Hitler's invasion of Russia in 1941 ended this fling with Trotskyism. Upon his return to England, Crook re-joined the British Communist Party and the Royal Air Force, then married Isabel. During the war, he worked for British intelligence throughout Asia and contacted local communist movements. After study at University of London, the Crooks returned to China to teach English in a rural school which trained staff for the foreign service of the future government. Famed for their unibrows, the Crooks quickly enjoyed exotic popularity overseas. They entered Beijing with the victorious Communists in 1949. For the next forty years the Crooks taught at the Peking First Foreign Languages Institute (now the Beijing Foreign Studies University).

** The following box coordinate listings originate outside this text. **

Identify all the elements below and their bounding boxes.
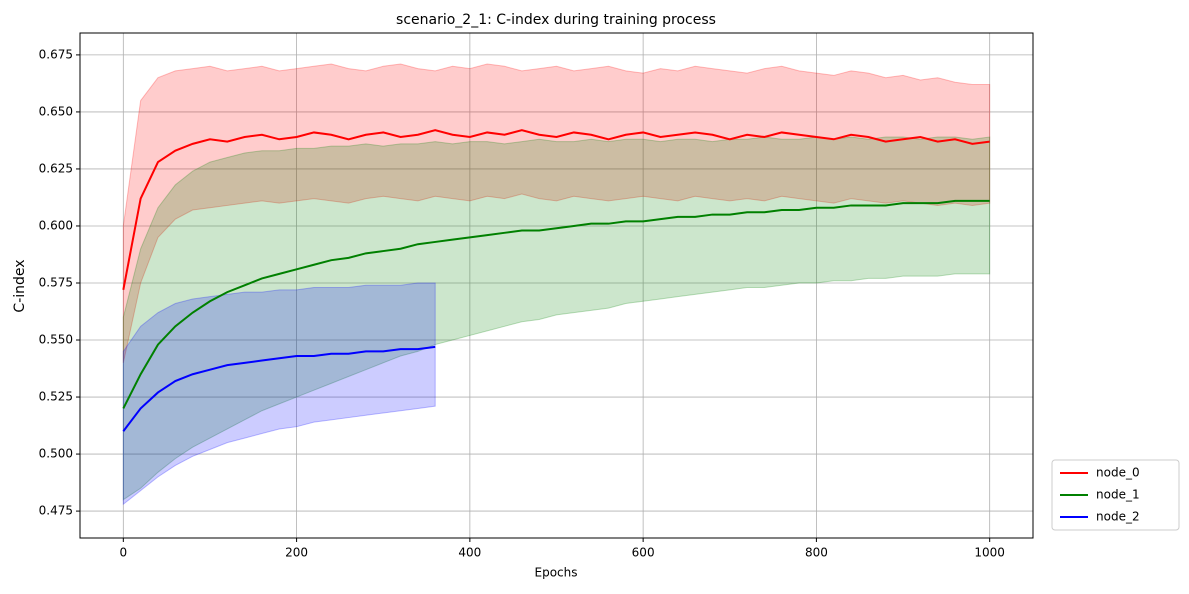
- legend-box: [1051, 459, 1180, 531]
- x-tick-label: 0: [119, 546, 127, 560]
- series-line: [122, 345, 436, 432]
- confidence-band: [122, 136, 991, 501]
- x-tick-label: 800: [805, 546, 828, 560]
- x-tick-label: 200: [285, 546, 308, 560]
- plot-frame: [79, 32, 1034, 539]
- y-tick-label: 0.525: [39, 390, 73, 404]
- chart-title: scenario_2_1: C-index during training pr…: [396, 12, 716, 28]
- y-tick-label: 0.675: [39, 47, 73, 61]
- series-line: [122, 199, 990, 409]
- y-tick-label: 0.550: [39, 333, 73, 347]
- y-tick-label: 0.500: [39, 447, 73, 461]
- x-tick-label: 1000: [974, 546, 1005, 560]
- y-tick-label: 0.475: [39, 504, 73, 518]
- confidence-band: [122, 282, 436, 506]
- legend-label: node_1: [1096, 488, 1140, 502]
- confidence-band: [122, 63, 991, 363]
- y-tick-label: 0.600: [39, 218, 73, 232]
- x-tick-label: 400: [458, 546, 481, 560]
- series-line: [122, 129, 990, 291]
- y-tick-label: 0.650: [39, 104, 73, 118]
- y-tick-label: 0.625: [39, 161, 73, 175]
- legend-label: node_0: [1096, 466, 1140, 480]
- x-axis-label: Epochs: [535, 566, 578, 580]
- y-tick-label: 0.575: [39, 275, 73, 289]
- legend-label: node_2: [1096, 510, 1140, 524]
- x-tick-label: 600: [632, 546, 655, 560]
- y-axis-label: C-index: [12, 259, 28, 312]
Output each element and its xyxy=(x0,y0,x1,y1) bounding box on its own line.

The Crooks published Revolution in a Chinese Village, Ten Mile Inn (London: Routledge & Paul, 1959; reprinted: New York: Pantheon Books, 1979) and The First Years of Yangyi Commune (London: Routledge & K. Paul, 1966). Both books are attractively written and sympathetic accounts of revolutionary changes in the Chinese countryside based on first hand observation. The couple were clear voices in introducing and defending the programs of the new government to the English speaking world.

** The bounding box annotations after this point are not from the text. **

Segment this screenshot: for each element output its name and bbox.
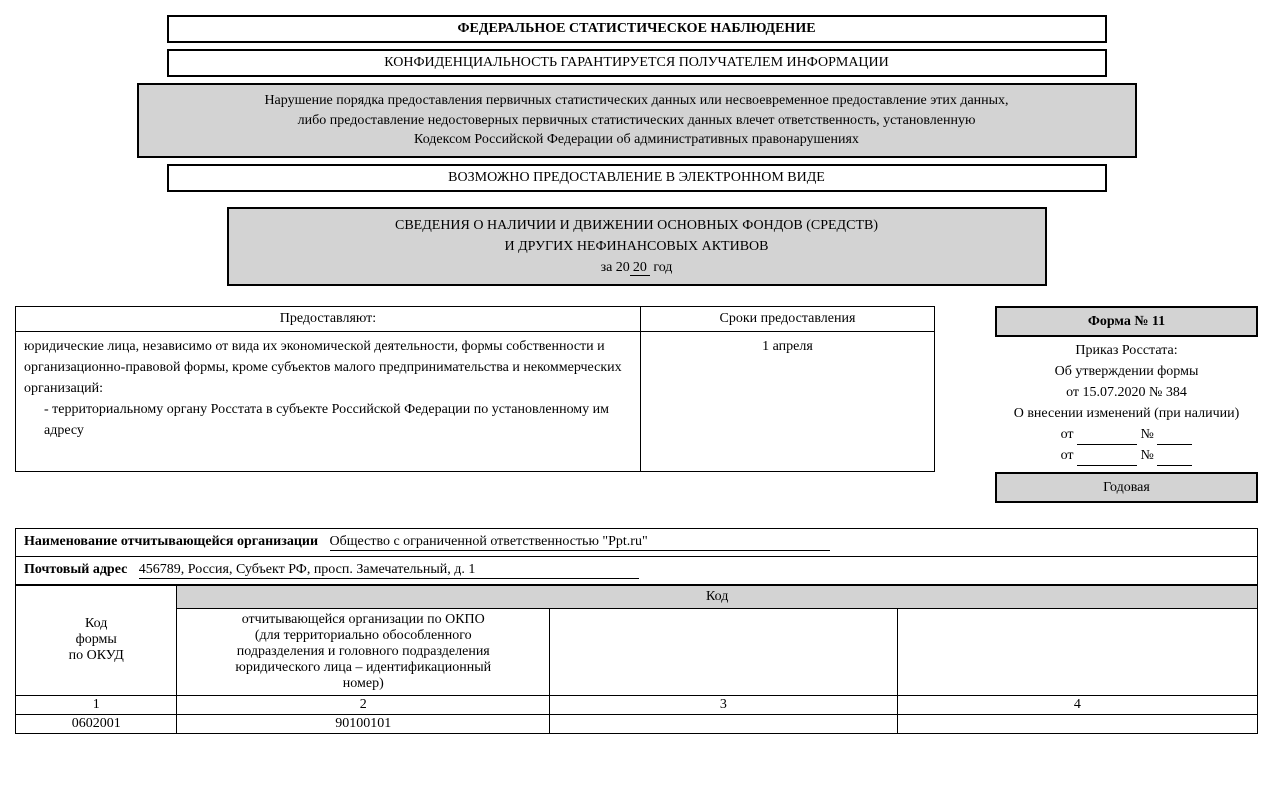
code-col3-header [550,608,898,695]
electronic-text: ВОЗМОЖНО ПРЕДОСТАВЛЕНИЕ В ЭЛЕКТРОННОМ ВИ… [448,170,825,185]
warning-l3: Кодексом Российской Федерации об админис… [149,130,1125,150]
annual-label: Годовая [995,472,1258,503]
code-val-1: 0602001 [16,714,177,733]
col-num-2: 2 [177,695,550,714]
blank-date-1 [1077,431,1137,445]
from-row-1: от № [995,424,1258,445]
org-address-label: Почтовый адрес [24,562,127,577]
org-name-value: Общество с ограниченной ответственностью… [330,534,830,551]
col-num-3: 3 [550,695,898,714]
col-num-1: 1 [16,695,177,714]
order-l3: от 15.07.2020 № 384 [995,382,1258,403]
confidentiality-text: КОНФИДЕНЦИАЛЬНОСТЬ ГАРАНТИРУЕТСЯ ПОЛУЧАТ… [384,55,889,70]
warning-box: Нарушение порядка предоставления первичн… [137,83,1137,158]
form-number: Форма № 11 [995,306,1258,337]
electronic-box: ВОЗМОЖНО ПРЕДОСТАВЛЕНИЕ В ЭЛЕКТРОННОМ ВИ… [167,164,1107,192]
confidentiality-box: КОНФИДЕНЦИАЛЬНОСТЬ ГАРАНТИРУЕТСЯ ПОЛУЧАТ… [167,49,1107,77]
org-name-cell: Наименование отчитывающейся организации … [16,528,1258,556]
blank-date-2 [1077,452,1137,466]
warning-l1: Нарушение порядка предоставления первичн… [149,91,1125,111]
okud-label-cell: Код формы по ОКУД [16,585,177,695]
code-val-4 [897,714,1257,733]
form-block: Форма № 11 Приказ Росстата: Об утвержден… [995,306,1258,503]
org-address-cell: Почтовый адрес 456789, Россия, Субъект Р… [16,556,1258,584]
deadline-cell: 1 апреля [640,331,934,471]
code-header: Код [177,585,1258,608]
changes-line: О внесении изменений (при наличии) [995,403,1258,424]
middle-row: Предоставляют: Сроки предоставления юрид… [15,306,1258,503]
year-value: 20 [630,260,650,276]
deadline-header: Сроки предоставления [640,306,934,331]
order-l1: Приказ Росстата: [995,340,1258,361]
warning-l2: либо предоставление недостоверных первич… [149,111,1125,131]
provide-body-l2: - территориальному органу Росстата в суб… [24,399,632,441]
order-l2: Об утверждении формы [995,361,1258,382]
info-l1: СВЕДЕНИЯ О НАЛИЧИИ И ДВИЖЕНИИ ОСНОВНЫХ Ф… [239,215,1035,236]
provide-header: Предоставляют: [16,306,641,331]
org-table: Наименование отчитывающейся организации … [15,528,1258,585]
provide-body-l1: юридические лица, независимо от вида их … [24,336,632,399]
info-l2: И ДРУГИХ НЕФИНАНСОВЫХ АКТИВОВ [239,236,1035,257]
code-col4-header [897,608,1257,695]
code-table: Код формы по ОКУД Код отчитывающейся орг… [15,585,1258,734]
col-num-4: 4 [897,695,1257,714]
code-val-3 [550,714,898,733]
org-address-value: 456789, Россия, Субъект РФ, просп. Замеч… [139,562,639,579]
okpo-label-cell: отчитывающейся организации по ОКПО (для … [177,608,550,695]
title-box: ФЕДЕРАЛЬНОЕ СТАТИСТИЧЕСКОЕ НАБЛЮДЕНИЕ [167,15,1107,43]
info-year: за 2020 год [239,257,1035,278]
provide-table: Предоставляют: Сроки предоставления юрид… [15,306,935,472]
info-box: СВЕДЕНИЯ О НАЛИЧИИ И ДВИЖЕНИИ ОСНОВНЫХ Ф… [227,207,1047,286]
blank-no-1 [1157,431,1192,445]
title-text: ФЕДЕРАЛЬНОЕ СТАТИСТИЧЕСКОЕ НАБЛЮДЕНИЕ [457,21,815,36]
code-val-2: 90100101 [177,714,550,733]
from-row-2: от № [995,445,1258,466]
org-name-label: Наименование отчитывающейся организации [24,534,318,549]
blank-no-2 [1157,452,1192,466]
provide-body-cell: юридические лица, независимо от вида их … [16,331,641,471]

Despite his long time loyalty to the Chinese Communist Party, David was imprisoned in 1967 by Red Guards during the Cultural Revolution, emerging only in 1973. His autobiography (see link below) describes his gradual (and qualified) recognition after emerging from prison of the faults of Mao Zedong and of the shortcomings of Marxism. Ironically, reading George Orwell, on whom he had spied in Spain in the 1930s, was especially convincing. In 1989, the Crooks criticized the suppression of the Tiananmen Square protests. Crook remarks in his autobiography, written shortly after, that 1989 marked the "end of my decades of adulation. I had thought that People's China was humanity's guide to a better world. I still acknowledge her past achievements. But her record has been tragically tarnished."

He was survived by his wife, teacher and social activist Isabel, and their three sons Carl (in business), Michael (in education) and Paul (in media).